This is the only post on this thread I am competent to reply to with real-world data so I am very excited about that.
I have a nice portion of my library recorded in Itunes Plus (which is Apple AAC 256 VBR). For my ear it is transparent, full stop. The chance that I am guessing on ABX testing is 100 percent (sorry about that Bigshot, I am also practicing listening for the gurgling aquariums at 96 kbps in Frau CBR on the Sammy Davis, Jr., CD, now, I promise, although my CODEC has not yet seized up. I do look forward to that though.). As to whether Apple AAC 256 VBR caps out at 256 kpbs, the answer is no, and in my library, the
average bitrate is considerably higher than 256 kbps for most songs ripped in Apple AAC 256 VBR. The
lowest is 233 kbps for only two songs (a song from the Duke Ellington Blanton-Webster band, and a Pokemon song (it's one of my kid's, but I rip everything in the family and we share an Apple Music account). The Apple AAC 256 VBR rips max out at an
average bitrate of 304 kbps (of course some passages in the file will be higher), interestingly for a few 1950s and 1960s jazz recordings (Oscar Peterson, Grant Green, Eddie Harris); and at 303 kbps I have a lot of modern jazz recordings. The Apple AAC 256k VBR encoder doesn't seem to up the bitrate that high even for the better classical recordings. The highest classical track is a Dvorak Slovic dance at 290 kbps. The range from 233 kbps to 304 kbps is a pretty smooth progression literally including muliptle instances of every single bitrate in-between. The median is definitely 256 kbps on the button--I don't even need to count--there are a ton of tracks at that bitrate. The mean average is higher. Just looking at the distribution I'd ballpark it at 275 kbps.

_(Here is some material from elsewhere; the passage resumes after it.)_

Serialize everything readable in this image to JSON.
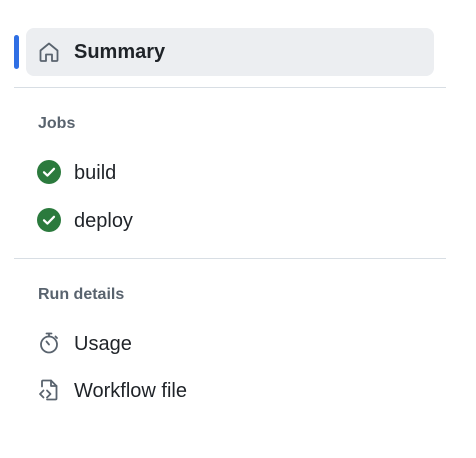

For me Itunes Plus is transparent and set it and forget it, but I do agree with Bigshot that some of the space it is taking up with these higher bitrates is a waste of resources. It's just super-easy.
Now you and this thread have me paranoid about my signal chain in terms of bluetooth streaming.
How the heck am I going to ABX that for peace of mind? I always just thought to myself, that sounds pretty good! Ignorance can be bilss, I guess. Until some huckster rips you off. I moved over from OS X to Windows 10 recently because I like Windows 10 better than OS X (gasp!) (we have both in the house, between me, my wife and three kids), and Apple is doing some increasingly weird stuff with its 27" Imac line, making very it hard to DYI upgrade for most things, and with 20/20 hindsight the Imac bluetooth was a lot less stable.
I believe I have an intel wireless / bluetooth device in the Windows computer I am using now. Wait, let me check speccy--yes, it's an Intel dual band AAC Wireless AC 3165 and bluetooth transmitter and receiver. I can always get the state-of-the-art driver for it and automatically install it using the Intel site. So that much of the chain I feel pretty good about. My setup also much more reliably remembers and automatically connects to my previously connected bluetooth devices than my Imac did. . . sometimes better than I want it to. I decided I had had enough of the folks at Apple and gave my 27" Imac to my mom. I would use a non-Apple codec if Apple AAC wasn't a no-brainer. Windows 10 and third-party monitors have finally gotten to the point where I trust them for photography, and I was personally able to get more performance for less money than Apple would charge and more focused on my needs than Apple would allow me. Now I am shooting 99th percentile on Passmark, with a focus on my preferences and needs, for way less than I could get that through Apple, by thousands of dollars. Photoshop and Lightroom scream. Gaming performance is beyond great. Sound stuff is a piece of cake. Our portable environments include lots of both IOS and Android devices. Plus we have both Apple TV and Roku. So I have every single variable mentioned in this thread at play. Everything has to work smoothly and well because we usually have something in the area of 30 devices connected to the network at any one time (3 teenagers!) and I don't pay the cable man for my TV media anymore.
The info on the interweb is both plentiful and vague on the comparative bitrates of APTX, AAC and SBC but as I understand AAC is capped at around 256 kbps and APTX around 350 kbps?
I regularly switch between iOS and Android I am curious as to the real world limitations of wireless headphones on an iPhone vs APTX equipped droids? e.g. using Apple Music and it's 256 kbps AAC should mean no loss but I'm unsure how higher bitrate stuff like Spotify 328 kbps or the standard Tidal 328 kbps AACs would compare and how much of a bottleneck the AAC codec would be on an iPhone?
With aptx-hd now available on both phones and headphones I am wondering how much of a real world quality advantage Androids now have with wireless headphones?